Aqui, para excluir a sua responsabilidade pelas compensações do trabalho prestado em dias de descansos semanais e anuais e de feriados obrigatórios remunerados, a entidade patronal invocou a renunciabilidade do direito de gozo desses descansos e feriados para sustentar a ausência da ilicitude do seu comportamento no âmbito da execução do contrato de trabalho celebrado com o trabalhador.

Ficou provado que:

1. 原告與第一被告的勞動關係存續期間,原告從沒獲得許可享用任何一日的每工作一周一日之休。
2. 在上述期間提供的工作,原告從沒有收到任何額外補償。
3. 原告也從沒有獲得另外一日作為補休。
4. 第一被告從沒有訂定任何年假休息期間。
5. 原告沒有享有任何期間的年假休息。
6. 原告與第一被告合同關係存續期間,第一被告從沒有給予原告享有強制性公眾假日休息。
7. 原告從沒有因在上述期間實質提供工作而收到任何額外薪金。

Ora, independentemente da qualificação ou não das “gorjetas” como parte integrante do salário, o trabalho prestado em dias de descanso semanal e anual e de feriados obrigatórios na vigência do Decreto-Lei nº 24/89/M deve ser sempre compensado pelo pagamento de retribuição correspondente nos termos fixados na lei.

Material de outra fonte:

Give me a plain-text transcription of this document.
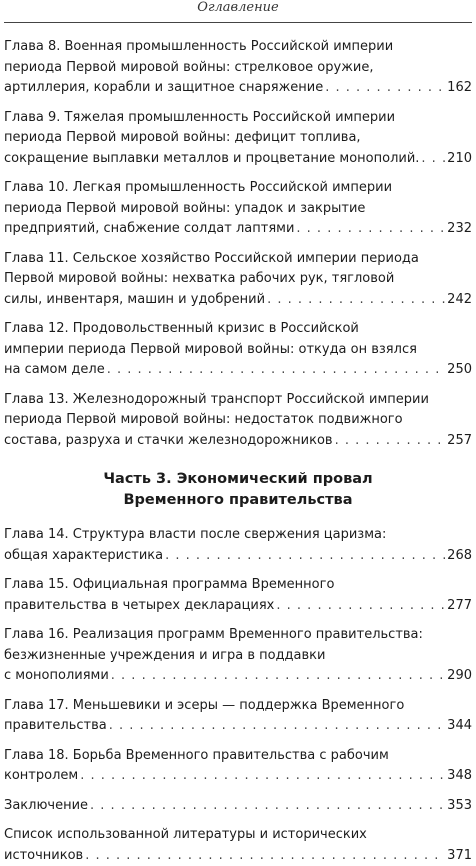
Оглавление
Глава 8. Военная промышленность Российской империи
периода Первой мировой войны: стрелковое оружие,
артиллерия, корабли и защитное снаряжение . . .	162
Глава 9. Тяжелая промышленность Российской империи
периода Первой мировой войны: дефицит топлива,
сокращение выплавки металлов и процветание монополий. . . . 210
Глава 10. Легкая промышленность Российской империи
периода Первой мировой войны: упадок и закрытие
предприятий, снабжение солдат лаптями . . .	232
Глава 11. Сельское хозяйство Российской империи периода
Первой мировой войны: нехватка рабочих рук, тягловой
силы, инвентаря, машин и удобрений . . .	242
Глава 12. Продовольственный кризис в Российской
империи периода Первой мировой войны: откуда он взялся
на самом деле . . .	250
Глава 13. Железнодорожный транспорт Российской империи
периода Первой мировой войны: недостаток подвижного
состава, разруха и стачки железнодорожников . . .	257
Часть 3. Экономический провал
Временного правительства
Глава 14. Структура власти после свержения царизма:
общая характеристика . . .	268
Глава 15. Официальная программа Временного
правительства в четырех декларациях . . .	277
Глава 16. Реализация программ Временного правительства:
безжизненные учреждения и игра в поддавки
с монополиями . . .	290
Глава 17. Меньшевики и эсеры — поддержка Временного
правительства . . .	344
Глава 18. Борьба Временного правительства с рабочим
контролем . . .	348
Заключение . . .	353
Список использованной литературы и исторических
источников . . .	371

E no âmbito da Lei nº 101/84/M, deve ser compensado apenas o trabalho prestado em dias de descanso anual, assim como o trabalho prestado somente nos 3 dias de feriados obrigatórios (o dia 1 de Janeiro, o dia 1 de Maio e o dia 1 de Outubro) nas situações previstas no artº 21º/1-b).

Todavia, atendendo à natureza contínua inerente ao funcionamento dos casinos explorados pela entidade patronal onde prestava serviço o trabalhador, o trabalho por ele prestado não lhe confere o direito a qualquer acréscimo salarial, por força do artº 21º/1-c), a contrario.

Não tendo o trabalhador recebido da entidade patronal STDM as correspondentes retribuições pelo trabalho prestado em dias de descanso semanal e anual e de feriados obrigatórios, tal como imperativamente consagrados na lei, tem agora o trabalhador direito a reclamar, por via da acção cível, da entidade patronal as compensações devidas.

Pois, mesmo que houvesse acordo entre o trabalhador e a entidade patronal STDM, nos termos do qual aquele renunciou o direito de gozo a esses descansos e feriados obrigatórios, o certo é que, por força da natureza imperativa dessas normas que confere ao trabalhador direito a compensações e nos termos do disposto no artº 6º da Lei nº 101/84/M e no artº 6º do Decreto-Lei nº 24/89/M, a um tal acordo da natureza convencional nunca poderia ser reconhecida qualquer validade legal, dado que resulta nitidamente um regime menos favorável para o trabalhador.

O que é gerador da nulidade do acordo, por violação da lei imperativa – artº 274º do CC de 1999 e artº 281º do CC de 1966.

Eis a ilicitude do comportamento da entidade patronal, que a faz incorrer na responsabilidade de indemnizar o trabalhador.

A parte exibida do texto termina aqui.